Acclaimed Flop: Hugely popular, but the sales were too weak to cover development costs, leading to the above.
Creator Killer: A mild example, as while he still worked for Sega, Yu Suzuki's career took a serious hit and he was unable to make another game as good as Shenmue and it's heavily implied he was Kicked Upstairs.
Development Hell: After failing to make its release on the Sega Saturn due to a really difficult development on the project, which itself was started in 1996, Shenmue saw the light of day through the Sega Dreamcast in December 1999. A new installment on the series that would move the story on has been in this "pending state" for more than 10 years...

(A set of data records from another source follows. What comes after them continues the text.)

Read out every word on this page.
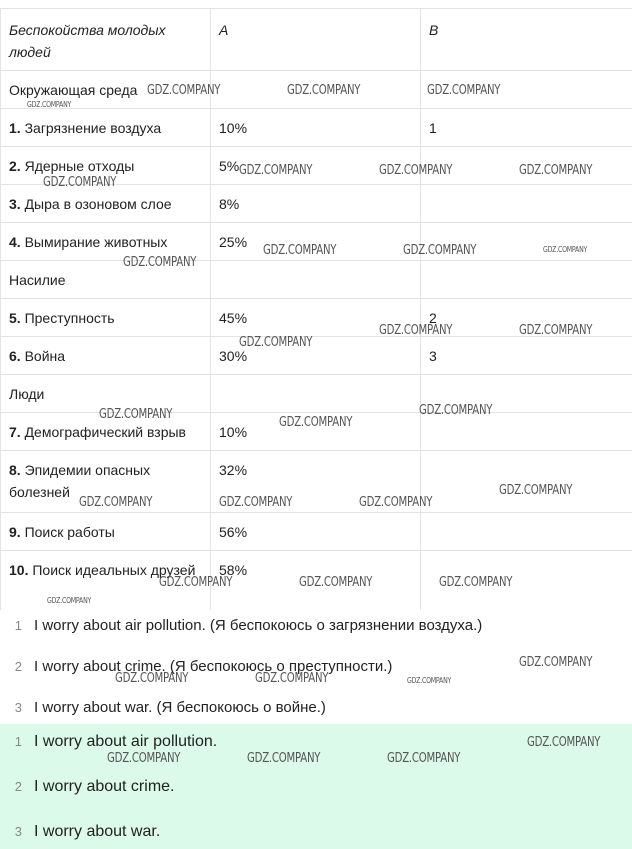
Беспокойства молодых людей	A	B
Окружающая среда		
1. Загрязнение воздуха	10%	1
2. Ядерные отходы	5%	
3. Дыра в озоновом слое	8%	
4. Вымирание животных	25%	
Насилие		
5. Преступность	45%	2
6. Война	30%	3
Люди		
7. Демографический взрыв	10%	
8. Эпидемии опасных болезней	32%	
9. Поиск работы	56%	
10. Поиск идеальных друзей	58%	
1 I worry about air pollution. (Я беспокоюсь о загрязнении воздуха.)
2 I worry about crime. (Я беспокоюсь о преступности.)
3 I worry about war. (Я беспокоюсь о войне.)
1 I worry about air pollution.
2 I worry about crime.
3 I worry about war.
GDZ.COMPANY	GDZ.COMPANY	GDZ.COMPANY
GDZ.COMPANY
GDZ.COMPANY	GDZ.COMPANY	GDZ.COMPANY
GDZ.COMPANY
GDZ.COMPANY	GDZ.COMPANY	GDZ.COMPANY
GDZ.COMPANY
GDZ.COMPANY	GDZ.COMPANY
GDZ.COMPANY
GDZ.COMPANY	GDZ.COMPANY
GDZ.COMPANY
GDZ.COMPANY
GDZ.COMPANY	GDZ.COMPANY	GDZ.COMPANY
GDZ.COMPANY	GDZ.COMPANY	GDZ.COMPANY
GDZ.COMPANY
GDZ.COMPANY
GDZ.COMPANY	GDZ.COMPANY	GDZ.COMPANY
GDZ.COMPANY
GDZ.COMPANY	GDZ.COMPANY	GDZ.COMPANY
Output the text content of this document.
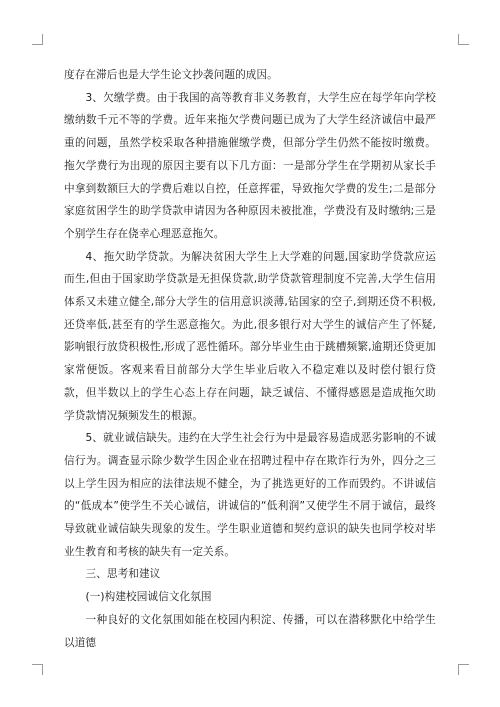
度存在滞后也是大学生论文抄袭问题的成因。

3、欠缴学费。由于我国的高等教育非义务教育，大学生应在每学年向学校缴纳数千元不等的学费。近年来拖欠学费问题已成为了大学生经济诚信中最严重的问题，虽然学校采取各种措施催缴学费，但部分学生仍然不能按时缴费。拖欠学费行为出现的原因主要有以下几方面：一是部分学生在学期初从家长手中拿到数额巨大的学费后难以自控，任意挥霍，导致拖欠学费的发生;二是部分家庭贫困学生的助学贷款申请因为各种原因未被批准，学费没有及时缴纳;三是个别学生存在侥幸心理恶意拖欠。

4、拖欠助学贷款。为解决贫困大学生上大学难的问题,国家助学贷款应运而生,但由于国家助学贷款是无担保贷款,助学贷款管理制度不完善,大学生信用体系又未建立健全,部分大学生的信用意识淡薄,钻国家的空子,到期还贷不积极,还贷率低,甚至有的学生恶意拖欠。为此,很多银行对大学生的诚信产生了怀疑,影响银行放贷积极性,形成了恶性循环。部分毕业生由于跳槽频繁,逾期还贷更加家常便饭。客观来看目前部分大学生毕业后收入不稳定难以及时偿付银行贷款，但半数以上的学生心态上存在问题，缺乏诚信、不懂得感恩是造成拖欠助学贷款情况频频发生的根源。

5、就业诚信缺失。违约在大学生社会行为中是最容易造成恶劣影响的不诚信行为。调查显示除少数学生因企业在招聘过程中存在欺诈行为外，四分之三以上学生因为相应的法律法规不健全，为了挑选更好的工作而毁约。不讲诚信的“低成本”使学生不关心诚信，讲诚信的“低利润”又使学生不屑于诚信，最终导致就业诚信缺失现象的发生。学生职业道德和契约意识的缺失也同学校对毕业生教育和考核的缺失有一定关系。

三、思考和建议

(一)构建校园诚信文化氛围

一种良好的文化氛围如能在校园内积淀、传播，可以在潜移默化中给学生以道德
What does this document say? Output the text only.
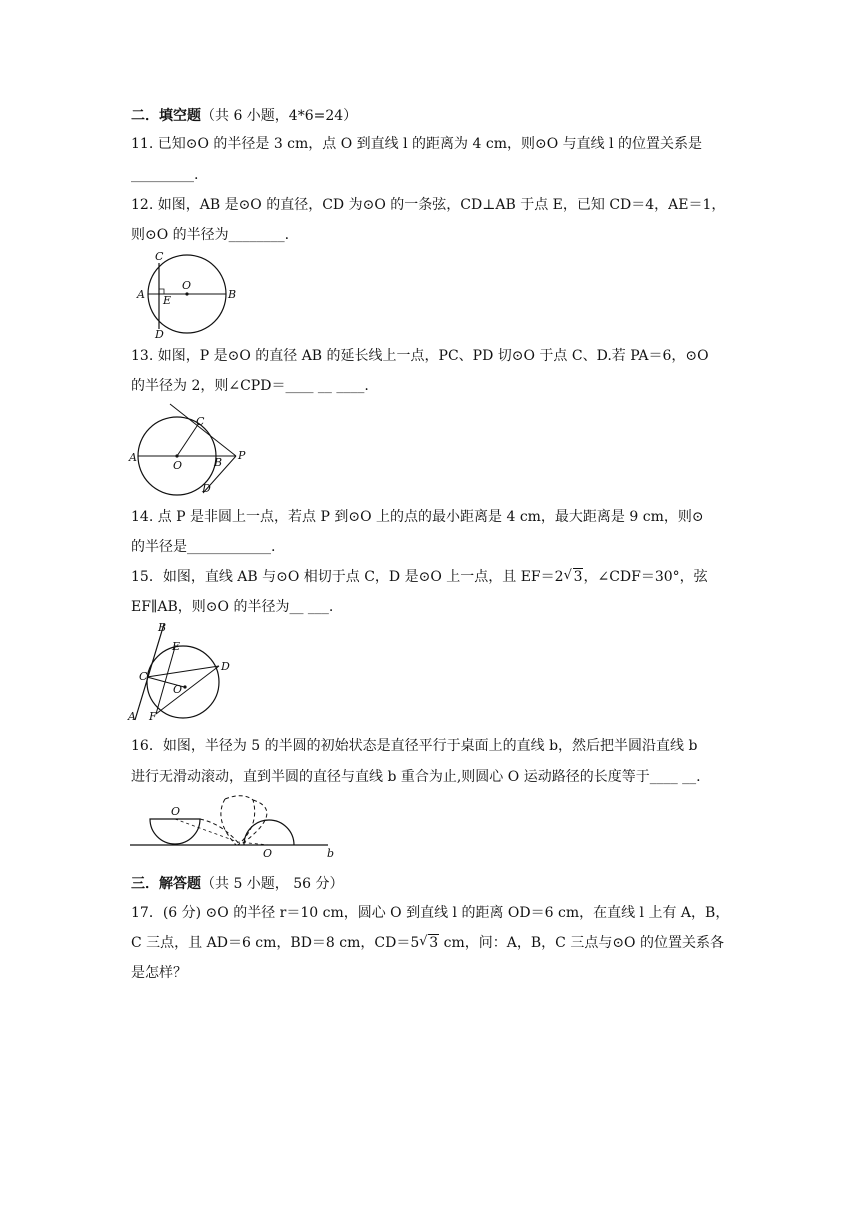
二．填空题（共 6 小题，4*6=24）
11. 已知⊙O 的半径是 3 cm，点 O 到直线 l 的距离为 4 cm，则⊙O 与直线 l 的位置关系是
_________.
12. 如图，AB 是⊙O 的直径，CD 为⊙O 的一条弦，CD⊥AB 于点 E，已知 CD＝4，AE＝1，
则⊙O 的半径为________.
C
A E
O
B
D
13. 如图，P 是⊙O 的直径 AB 的延长线上一点，PC、PD 切⊙O 于点 C、D.若 PA＝6，⊙O
的半径为 2，则∠CPD＝____ __ ____.
C
A
O	B
P
D
14. 点 P 是非圆上一点，若点 P 到⊙O 上的点的最小距离是 4 cm，最大距离是 9 cm，则⊙
的半径是____________.
15．如图，直线 AB 与⊙O 相切于点 C，D 是⊙O 上一点，且 EF＝2 √ 3，∠CDF＝30°，弦
EF∥AB，则⊙O 的半径为__ ___.
B
E
D
C
O
F
A
16．如图，半径为 5 的半圆的初始状态是直径平行于桌面上的直线 b，然后把半圆沿直线 b
进行无滑动滚动，直到半圆的直径与直线 b 重合为止,则圆心 O 运动路径的长度等于____ __.
O
O	b
三．解答题（共 5 小题， 56 分）
17．(6 分) ⊙O 的半径 r＝10 cm，圆心 O 到直线 l 的距离 OD＝6 cm，在直线 l 上有 A，B，
C 三点，且 AD＝6 cm，BD＝8 cm，CD＝5 √ 3 cm，问：A，B，C 三点与⊙O 的位置关系各
是怎样？
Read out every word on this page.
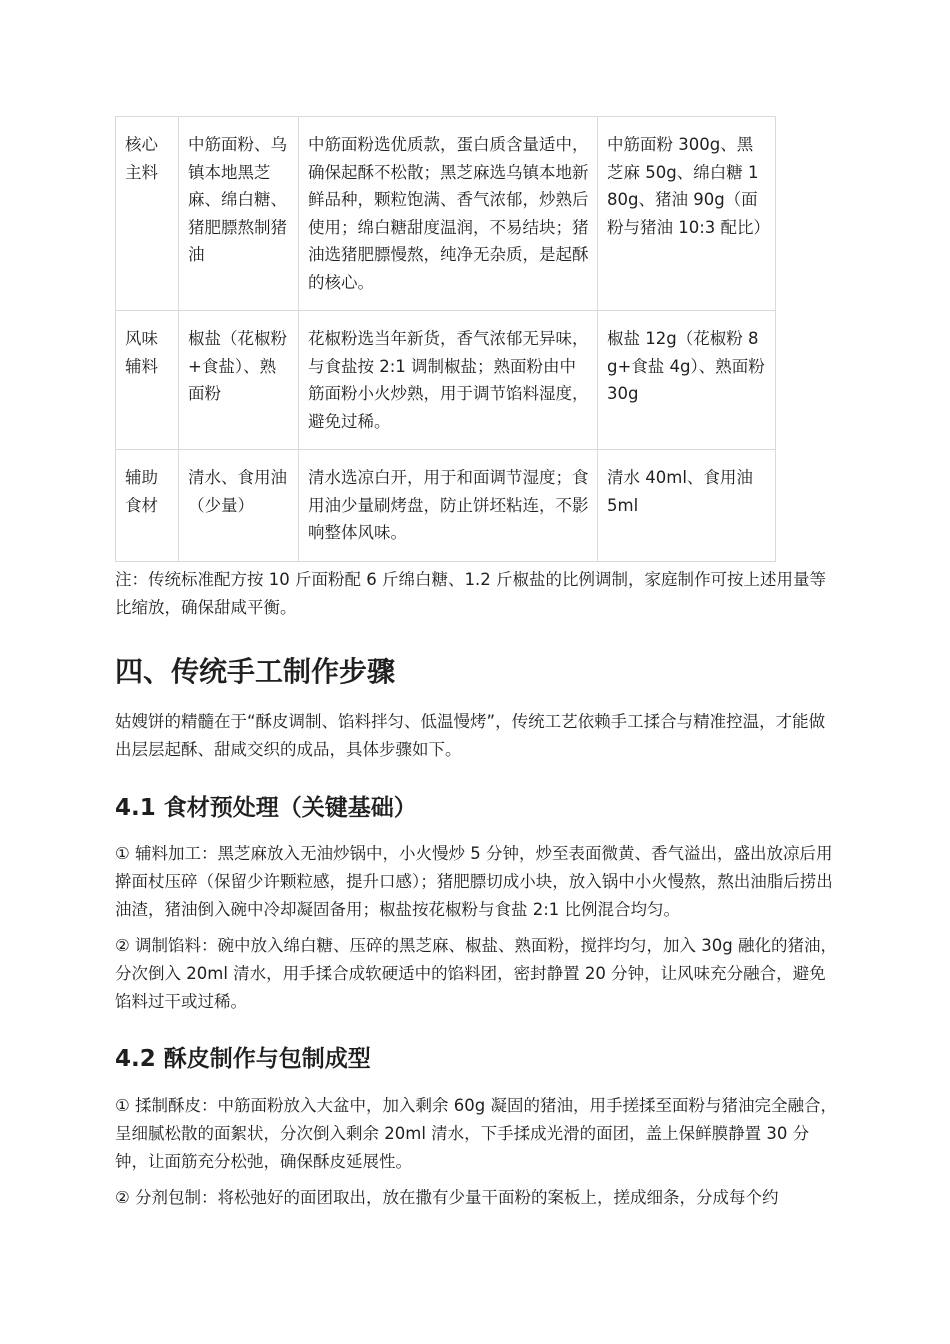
核心主料	中筋面粉、乌镇本地黑芝麻、绵白糖、猪肥膘熬制猪油	中筋面粉选优质款，蛋白质含量适中，确保起酥不松散；黑芝麻选乌镇本地新鲜品种，颗粒饱满、香气浓郁，炒熟后使用；绵白糖甜度温润，不易结块；猪油选猪肥膘慢熬，纯净无杂质，是起酥的核心。	中筋面粉 300g、黑芝麻 50g、绵白糖 180g、猪油 90g（面粉与猪油 10:3 配比）
风味辅料	椒盐（花椒粉+食盐）、熟面粉	花椒粉选当年新货，香气浓郁无异味，与食盐按 2:1 调制椒盐；熟面粉由中筋面粉小火炒熟，用于调节馅料湿度，避免过稀。	椒盐 12g（花椒粉 8g+食盐 4g）、熟面粉 30g
辅助食材	清水、食用油（少量）	清水选凉白开，用于和面调节湿度；食用油少量刷烤盘，防止饼坯粘连，不影响整体风味。	清水 40ml、食用油 5ml

注：传统标准配方按 10 斤面粉配 6 斤绵白糖、1.2 斤椒盐的比例调制，家庭制作可按上述用量等比缩放，确保甜咸平衡。

四、传统手工制作步骤

姑嫂饼的精髓在于“酥皮调制、馅料拌匀、低温慢烤”，传统工艺依赖手工揉合与精准控温，才能做出层层起酥、甜咸交织的成品，具体步骤如下。

4.1 食材预处理（关键基础）

① 辅料加工：黑芝麻放入无油炒锅中，小火慢炒 5 分钟，炒至表面微黄、香气溢出，盛出放凉后用擀面杖压碎（保留少许颗粒感，提升口感）；猪肥膘切成小块，放入锅中小火慢熬，熬出油脂后捞出油渣，猪油倒入碗中冷却凝固备用；椒盐按花椒粉与食盐 2:1 比例混合均匀。

② 调制馅料：碗中放入绵白糖、压碎的黑芝麻、椒盐、熟面粉，搅拌均匀，加入 30g 融化的猪油，分次倒入 20ml 清水，用手揉合成软硬适中的馅料团，密封静置 20 分钟，让风味充分融合，避免馅料过干或过稀。

4.2 酥皮制作与包制成型

① 揉制酥皮：中筋面粉放入大盆中，加入剩余 60g 凝固的猪油，用手搓揉至面粉与猪油完全融合，呈细腻松散的面絮状，分次倒入剩余 20ml 清水，下手揉成光滑的面团，盖上保鲜膜静置 30 分钟，让面筋充分松弛，确保酥皮延展性。

② 分剂包制：将松弛好的面团取出，放在撒有少量干面粉的案板上，搓成细条，分成每个约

Doing It for the Art: The first game is rumored to be one of the most expensive games ever produced (roughly $70,000,000 in 1999 currency). But there's no way anyone could say it was wasted. Pushing the limits of the Dreamcast's technology to create unbelievable levels (at the time) of facial mapping and reactive AI that adhered to personal schedules for every NPC you see. Loads of tiny details like being able to open desk drawers each with their own unique texture maps and a very accurate (at the time) recreation of Yokosuka, Japan. They even went so far as to gather accurate weather pattern data for the region in the late-1986/early-1987 period over which the game takes place and integrate it (the game has its own weather pattern that it generates but upon beating the game once, you can use the period-accurate meteorological data for Yokosuka on a repeat playthrough).
No Export for You: The second one was never released on Dreamcast in North America. The Xbox release was a year later. Many die hard fans imported even though it was expensive and required a special disc that could cancel regional lockout. It was still cheaper than buying an Xbox which had just been released.
Shout-Out: German punk band "Schrottgrenze" wrote the song "Nozomis Lieder" (from the lyrics it's clear Nozomi Harasaki is meant).